Challenges prompt new desires. If in school, we want to graduate. If ill, we desire wellness. While dealing with a challenge, how much hope do you have? Does it even matter?
As a physician-survivor, I believe hope is essential to overcoming challenges and living well. But like a scalpel or a medicine that can heal or harm depending on how it is used, hope can help you or hurt you, depending on what you’re hoping for.
Imagine Joe, a young man who lost his job and, understandably, feels anxious and discouraged.

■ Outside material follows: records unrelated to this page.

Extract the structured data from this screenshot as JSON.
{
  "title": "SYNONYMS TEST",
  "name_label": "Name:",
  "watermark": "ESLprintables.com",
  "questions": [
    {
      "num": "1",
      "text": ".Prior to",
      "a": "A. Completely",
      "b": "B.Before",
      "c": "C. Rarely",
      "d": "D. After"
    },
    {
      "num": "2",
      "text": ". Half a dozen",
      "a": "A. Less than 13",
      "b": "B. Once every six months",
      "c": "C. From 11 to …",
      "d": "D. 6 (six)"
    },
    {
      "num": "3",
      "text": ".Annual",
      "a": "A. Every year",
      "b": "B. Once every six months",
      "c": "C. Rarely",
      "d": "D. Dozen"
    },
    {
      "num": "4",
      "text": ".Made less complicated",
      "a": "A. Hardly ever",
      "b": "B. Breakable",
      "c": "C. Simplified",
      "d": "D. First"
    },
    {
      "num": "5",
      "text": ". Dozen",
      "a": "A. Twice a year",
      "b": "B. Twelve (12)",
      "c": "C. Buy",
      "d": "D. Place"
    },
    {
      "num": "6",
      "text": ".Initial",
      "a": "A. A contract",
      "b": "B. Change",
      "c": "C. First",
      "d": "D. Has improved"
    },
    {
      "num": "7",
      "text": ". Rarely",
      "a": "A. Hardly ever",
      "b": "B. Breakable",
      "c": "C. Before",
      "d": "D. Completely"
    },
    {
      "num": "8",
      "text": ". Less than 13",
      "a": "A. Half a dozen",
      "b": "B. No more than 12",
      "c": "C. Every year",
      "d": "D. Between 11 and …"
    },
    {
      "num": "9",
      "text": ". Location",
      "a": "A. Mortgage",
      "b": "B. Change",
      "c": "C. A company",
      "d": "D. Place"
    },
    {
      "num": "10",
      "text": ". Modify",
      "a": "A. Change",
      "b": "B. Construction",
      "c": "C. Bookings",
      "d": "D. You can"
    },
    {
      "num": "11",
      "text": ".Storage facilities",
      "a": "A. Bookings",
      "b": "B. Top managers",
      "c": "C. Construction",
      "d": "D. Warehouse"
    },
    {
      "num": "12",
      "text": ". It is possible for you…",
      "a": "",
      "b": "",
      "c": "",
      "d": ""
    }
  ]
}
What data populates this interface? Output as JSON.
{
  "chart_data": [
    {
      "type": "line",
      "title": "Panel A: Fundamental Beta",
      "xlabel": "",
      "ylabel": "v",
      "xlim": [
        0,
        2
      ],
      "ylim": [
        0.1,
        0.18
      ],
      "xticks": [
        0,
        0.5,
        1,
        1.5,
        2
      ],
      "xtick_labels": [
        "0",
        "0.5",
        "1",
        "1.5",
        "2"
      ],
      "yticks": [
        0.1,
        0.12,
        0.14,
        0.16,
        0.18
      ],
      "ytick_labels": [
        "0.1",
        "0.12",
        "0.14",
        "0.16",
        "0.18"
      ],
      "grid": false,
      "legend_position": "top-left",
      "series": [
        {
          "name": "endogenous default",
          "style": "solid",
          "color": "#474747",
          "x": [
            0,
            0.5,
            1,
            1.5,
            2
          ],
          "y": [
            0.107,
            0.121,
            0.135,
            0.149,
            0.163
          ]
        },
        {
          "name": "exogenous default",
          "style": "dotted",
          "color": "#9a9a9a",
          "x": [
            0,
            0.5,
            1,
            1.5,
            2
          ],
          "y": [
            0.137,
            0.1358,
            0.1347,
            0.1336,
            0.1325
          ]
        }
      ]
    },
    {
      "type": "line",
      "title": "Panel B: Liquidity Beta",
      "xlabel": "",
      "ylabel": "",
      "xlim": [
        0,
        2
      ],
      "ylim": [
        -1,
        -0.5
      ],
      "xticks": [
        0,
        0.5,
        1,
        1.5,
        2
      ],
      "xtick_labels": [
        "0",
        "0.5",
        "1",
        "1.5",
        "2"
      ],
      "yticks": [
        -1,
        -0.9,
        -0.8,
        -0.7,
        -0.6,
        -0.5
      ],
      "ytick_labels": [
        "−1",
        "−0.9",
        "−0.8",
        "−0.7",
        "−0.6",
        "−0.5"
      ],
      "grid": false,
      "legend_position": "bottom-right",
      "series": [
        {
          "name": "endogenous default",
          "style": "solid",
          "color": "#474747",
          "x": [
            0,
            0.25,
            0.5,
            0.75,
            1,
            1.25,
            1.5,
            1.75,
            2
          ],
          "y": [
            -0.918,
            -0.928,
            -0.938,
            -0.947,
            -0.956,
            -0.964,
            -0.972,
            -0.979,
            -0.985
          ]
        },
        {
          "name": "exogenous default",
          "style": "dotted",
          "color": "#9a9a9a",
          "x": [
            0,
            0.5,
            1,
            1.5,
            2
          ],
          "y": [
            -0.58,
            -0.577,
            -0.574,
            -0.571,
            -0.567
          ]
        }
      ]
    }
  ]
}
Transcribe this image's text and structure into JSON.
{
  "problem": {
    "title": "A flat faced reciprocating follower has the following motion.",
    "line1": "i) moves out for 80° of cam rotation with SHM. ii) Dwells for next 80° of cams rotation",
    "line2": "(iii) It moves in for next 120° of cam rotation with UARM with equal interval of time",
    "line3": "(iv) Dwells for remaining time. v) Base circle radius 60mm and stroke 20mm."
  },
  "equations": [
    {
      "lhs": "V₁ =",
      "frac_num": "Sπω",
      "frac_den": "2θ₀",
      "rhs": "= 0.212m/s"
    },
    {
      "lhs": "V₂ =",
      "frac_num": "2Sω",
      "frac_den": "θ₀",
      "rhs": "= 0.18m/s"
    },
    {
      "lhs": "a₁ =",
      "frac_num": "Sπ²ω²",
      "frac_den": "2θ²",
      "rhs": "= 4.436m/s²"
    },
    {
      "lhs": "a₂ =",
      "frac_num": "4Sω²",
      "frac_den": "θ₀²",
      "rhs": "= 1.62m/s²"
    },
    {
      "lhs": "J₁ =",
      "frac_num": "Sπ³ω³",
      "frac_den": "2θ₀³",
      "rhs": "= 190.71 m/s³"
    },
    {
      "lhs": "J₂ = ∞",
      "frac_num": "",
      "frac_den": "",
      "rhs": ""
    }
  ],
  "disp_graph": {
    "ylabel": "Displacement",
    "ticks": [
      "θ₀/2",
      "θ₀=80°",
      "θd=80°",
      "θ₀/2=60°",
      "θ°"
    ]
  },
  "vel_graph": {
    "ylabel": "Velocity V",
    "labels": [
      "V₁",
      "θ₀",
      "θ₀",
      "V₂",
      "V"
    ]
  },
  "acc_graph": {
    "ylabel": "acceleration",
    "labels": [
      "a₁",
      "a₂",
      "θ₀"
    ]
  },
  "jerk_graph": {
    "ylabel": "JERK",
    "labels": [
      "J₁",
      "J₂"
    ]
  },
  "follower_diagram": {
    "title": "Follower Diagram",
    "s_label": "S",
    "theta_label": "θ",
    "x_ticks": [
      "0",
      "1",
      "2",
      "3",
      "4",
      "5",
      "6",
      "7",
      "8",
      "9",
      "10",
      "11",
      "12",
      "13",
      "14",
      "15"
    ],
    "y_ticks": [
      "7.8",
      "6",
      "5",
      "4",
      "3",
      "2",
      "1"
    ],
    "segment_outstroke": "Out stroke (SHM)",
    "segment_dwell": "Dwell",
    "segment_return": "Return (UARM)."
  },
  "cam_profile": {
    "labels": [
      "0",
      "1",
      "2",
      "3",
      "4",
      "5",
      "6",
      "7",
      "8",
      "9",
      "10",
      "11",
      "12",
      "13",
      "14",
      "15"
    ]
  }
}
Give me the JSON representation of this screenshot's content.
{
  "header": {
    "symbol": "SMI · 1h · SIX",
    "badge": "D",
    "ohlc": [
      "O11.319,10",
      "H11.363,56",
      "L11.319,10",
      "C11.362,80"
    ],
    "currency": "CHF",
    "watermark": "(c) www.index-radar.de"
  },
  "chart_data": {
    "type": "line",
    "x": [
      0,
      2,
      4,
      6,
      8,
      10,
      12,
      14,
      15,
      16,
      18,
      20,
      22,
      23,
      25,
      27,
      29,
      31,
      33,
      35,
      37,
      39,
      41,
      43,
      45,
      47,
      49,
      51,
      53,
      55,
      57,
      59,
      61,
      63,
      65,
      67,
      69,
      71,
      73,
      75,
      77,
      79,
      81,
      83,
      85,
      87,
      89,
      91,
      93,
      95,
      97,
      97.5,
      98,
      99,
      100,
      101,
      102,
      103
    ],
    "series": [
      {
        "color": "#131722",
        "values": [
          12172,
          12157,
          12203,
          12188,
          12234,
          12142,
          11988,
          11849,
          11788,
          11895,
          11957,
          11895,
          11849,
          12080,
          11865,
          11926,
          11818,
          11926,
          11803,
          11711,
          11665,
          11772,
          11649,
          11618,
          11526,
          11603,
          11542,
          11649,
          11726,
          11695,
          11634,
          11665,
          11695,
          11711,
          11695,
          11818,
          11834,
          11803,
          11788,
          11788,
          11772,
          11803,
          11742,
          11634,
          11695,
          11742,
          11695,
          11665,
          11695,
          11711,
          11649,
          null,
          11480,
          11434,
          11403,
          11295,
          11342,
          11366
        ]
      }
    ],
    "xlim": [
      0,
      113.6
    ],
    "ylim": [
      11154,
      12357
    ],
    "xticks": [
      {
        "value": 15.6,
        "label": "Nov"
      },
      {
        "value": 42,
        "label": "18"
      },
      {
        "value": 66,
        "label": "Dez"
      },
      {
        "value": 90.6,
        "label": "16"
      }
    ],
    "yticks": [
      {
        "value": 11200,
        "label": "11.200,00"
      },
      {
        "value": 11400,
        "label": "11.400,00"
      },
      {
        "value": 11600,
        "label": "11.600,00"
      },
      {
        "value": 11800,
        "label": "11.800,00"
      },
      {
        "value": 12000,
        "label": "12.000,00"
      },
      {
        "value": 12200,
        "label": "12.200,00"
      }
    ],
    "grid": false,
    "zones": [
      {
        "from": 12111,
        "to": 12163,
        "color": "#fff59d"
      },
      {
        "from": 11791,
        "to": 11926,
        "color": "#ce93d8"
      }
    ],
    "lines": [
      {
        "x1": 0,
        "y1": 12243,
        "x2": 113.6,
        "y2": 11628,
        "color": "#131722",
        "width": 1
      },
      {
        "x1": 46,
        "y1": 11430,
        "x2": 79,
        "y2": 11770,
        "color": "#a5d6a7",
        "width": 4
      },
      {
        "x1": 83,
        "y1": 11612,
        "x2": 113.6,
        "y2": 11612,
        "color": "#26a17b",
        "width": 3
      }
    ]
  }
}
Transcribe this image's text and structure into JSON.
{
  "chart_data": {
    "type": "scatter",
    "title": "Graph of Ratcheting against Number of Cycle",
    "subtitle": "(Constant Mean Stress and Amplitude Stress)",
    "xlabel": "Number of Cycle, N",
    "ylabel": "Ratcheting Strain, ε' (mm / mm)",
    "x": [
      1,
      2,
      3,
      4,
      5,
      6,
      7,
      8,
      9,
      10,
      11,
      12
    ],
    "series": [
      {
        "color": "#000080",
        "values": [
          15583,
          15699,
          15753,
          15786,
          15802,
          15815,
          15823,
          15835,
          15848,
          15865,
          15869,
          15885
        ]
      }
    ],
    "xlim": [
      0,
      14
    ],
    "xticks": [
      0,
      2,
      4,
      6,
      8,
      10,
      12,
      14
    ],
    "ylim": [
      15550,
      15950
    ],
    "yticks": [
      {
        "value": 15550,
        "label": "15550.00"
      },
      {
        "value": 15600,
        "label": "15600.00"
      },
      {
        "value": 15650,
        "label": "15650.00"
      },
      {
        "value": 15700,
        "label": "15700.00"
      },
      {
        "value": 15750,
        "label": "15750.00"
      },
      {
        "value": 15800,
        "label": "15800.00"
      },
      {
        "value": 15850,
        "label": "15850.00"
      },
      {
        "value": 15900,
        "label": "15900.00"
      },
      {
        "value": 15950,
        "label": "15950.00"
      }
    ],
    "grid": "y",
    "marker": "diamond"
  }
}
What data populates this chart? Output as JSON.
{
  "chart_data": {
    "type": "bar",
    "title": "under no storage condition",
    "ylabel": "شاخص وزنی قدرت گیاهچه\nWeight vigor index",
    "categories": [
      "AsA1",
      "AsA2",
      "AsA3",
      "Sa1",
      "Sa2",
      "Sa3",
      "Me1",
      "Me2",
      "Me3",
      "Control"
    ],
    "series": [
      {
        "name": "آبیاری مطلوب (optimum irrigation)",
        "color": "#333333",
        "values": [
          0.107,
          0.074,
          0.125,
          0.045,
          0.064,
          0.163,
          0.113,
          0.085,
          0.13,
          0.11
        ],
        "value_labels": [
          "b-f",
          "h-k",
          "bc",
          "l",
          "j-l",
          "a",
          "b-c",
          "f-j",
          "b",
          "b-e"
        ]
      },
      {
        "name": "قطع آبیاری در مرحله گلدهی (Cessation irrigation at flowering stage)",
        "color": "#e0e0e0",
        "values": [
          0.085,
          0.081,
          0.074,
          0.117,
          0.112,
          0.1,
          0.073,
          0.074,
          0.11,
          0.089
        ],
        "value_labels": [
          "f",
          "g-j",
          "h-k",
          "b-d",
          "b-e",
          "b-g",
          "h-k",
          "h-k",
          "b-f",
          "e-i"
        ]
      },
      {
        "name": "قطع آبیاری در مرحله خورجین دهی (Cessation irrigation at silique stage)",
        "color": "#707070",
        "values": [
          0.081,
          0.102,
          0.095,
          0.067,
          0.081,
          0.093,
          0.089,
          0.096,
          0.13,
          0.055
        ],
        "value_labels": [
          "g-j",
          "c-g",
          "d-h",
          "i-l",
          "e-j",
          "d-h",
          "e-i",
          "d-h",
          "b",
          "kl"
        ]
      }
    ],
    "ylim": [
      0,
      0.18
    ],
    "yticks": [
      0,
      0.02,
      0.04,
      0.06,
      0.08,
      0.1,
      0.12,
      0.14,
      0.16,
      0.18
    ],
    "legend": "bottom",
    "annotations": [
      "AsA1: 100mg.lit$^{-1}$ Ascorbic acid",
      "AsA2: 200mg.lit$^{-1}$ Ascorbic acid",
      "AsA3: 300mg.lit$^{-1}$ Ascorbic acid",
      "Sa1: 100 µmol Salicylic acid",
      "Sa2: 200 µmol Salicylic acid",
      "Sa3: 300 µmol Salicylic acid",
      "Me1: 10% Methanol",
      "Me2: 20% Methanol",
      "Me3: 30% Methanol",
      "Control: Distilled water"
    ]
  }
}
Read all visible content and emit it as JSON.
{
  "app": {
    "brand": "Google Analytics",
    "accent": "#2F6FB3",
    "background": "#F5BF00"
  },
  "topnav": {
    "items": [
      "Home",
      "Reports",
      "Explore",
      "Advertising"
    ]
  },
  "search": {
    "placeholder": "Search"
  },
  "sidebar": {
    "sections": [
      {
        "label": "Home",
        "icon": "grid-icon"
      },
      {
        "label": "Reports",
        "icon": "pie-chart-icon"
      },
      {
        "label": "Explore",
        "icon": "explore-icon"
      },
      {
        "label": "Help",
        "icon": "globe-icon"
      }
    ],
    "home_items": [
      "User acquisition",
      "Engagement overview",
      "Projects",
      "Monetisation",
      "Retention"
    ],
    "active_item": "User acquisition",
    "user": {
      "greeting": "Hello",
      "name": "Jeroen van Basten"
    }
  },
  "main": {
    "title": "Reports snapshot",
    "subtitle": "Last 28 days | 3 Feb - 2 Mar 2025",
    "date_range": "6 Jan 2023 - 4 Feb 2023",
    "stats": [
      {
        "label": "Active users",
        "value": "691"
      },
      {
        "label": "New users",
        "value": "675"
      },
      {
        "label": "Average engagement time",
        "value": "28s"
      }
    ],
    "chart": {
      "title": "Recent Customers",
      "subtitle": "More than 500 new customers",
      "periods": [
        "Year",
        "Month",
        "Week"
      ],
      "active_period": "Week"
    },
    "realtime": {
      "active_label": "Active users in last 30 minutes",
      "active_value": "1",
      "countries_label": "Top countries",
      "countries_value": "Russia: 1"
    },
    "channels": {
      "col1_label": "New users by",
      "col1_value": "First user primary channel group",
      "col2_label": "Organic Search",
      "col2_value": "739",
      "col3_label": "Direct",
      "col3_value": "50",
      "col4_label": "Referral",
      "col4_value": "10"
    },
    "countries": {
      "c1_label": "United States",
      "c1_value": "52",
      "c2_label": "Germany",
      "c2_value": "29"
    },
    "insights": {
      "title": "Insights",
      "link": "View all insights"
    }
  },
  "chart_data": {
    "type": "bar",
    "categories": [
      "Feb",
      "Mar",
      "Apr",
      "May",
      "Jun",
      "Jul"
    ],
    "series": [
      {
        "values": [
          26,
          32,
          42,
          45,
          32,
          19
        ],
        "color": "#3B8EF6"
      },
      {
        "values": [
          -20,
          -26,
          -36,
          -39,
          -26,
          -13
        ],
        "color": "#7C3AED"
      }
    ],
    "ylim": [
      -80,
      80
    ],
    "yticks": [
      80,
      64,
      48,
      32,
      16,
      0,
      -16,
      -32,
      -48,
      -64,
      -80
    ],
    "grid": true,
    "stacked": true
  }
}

Stopping at a Seven-11 to buy a lottery ticket can stir hope.
Back at home, with his lottery ticket taped to the fridge, Joe’s hope—a pleasurable feeling associated with his belief in the possibility of winning a million dollars——may be just the lift he needs to feel more hopeful, in general. Looking at the lottery ticket motivates Joe to answer yet another want ad and then get all spruced up for yet another job interview, hopeful of landing a job offer. These are good hopes to have.
But what if Joe spends his time sprawled out on the couch, alternately watching television and napping all day? What if he looks at the lottery ticket and feels so hopeful it has the winning numbers that he thinks, “Why bother answering job ads?” Clearly this hope hurts Joe by keeping him from taking action that sets the stage for success.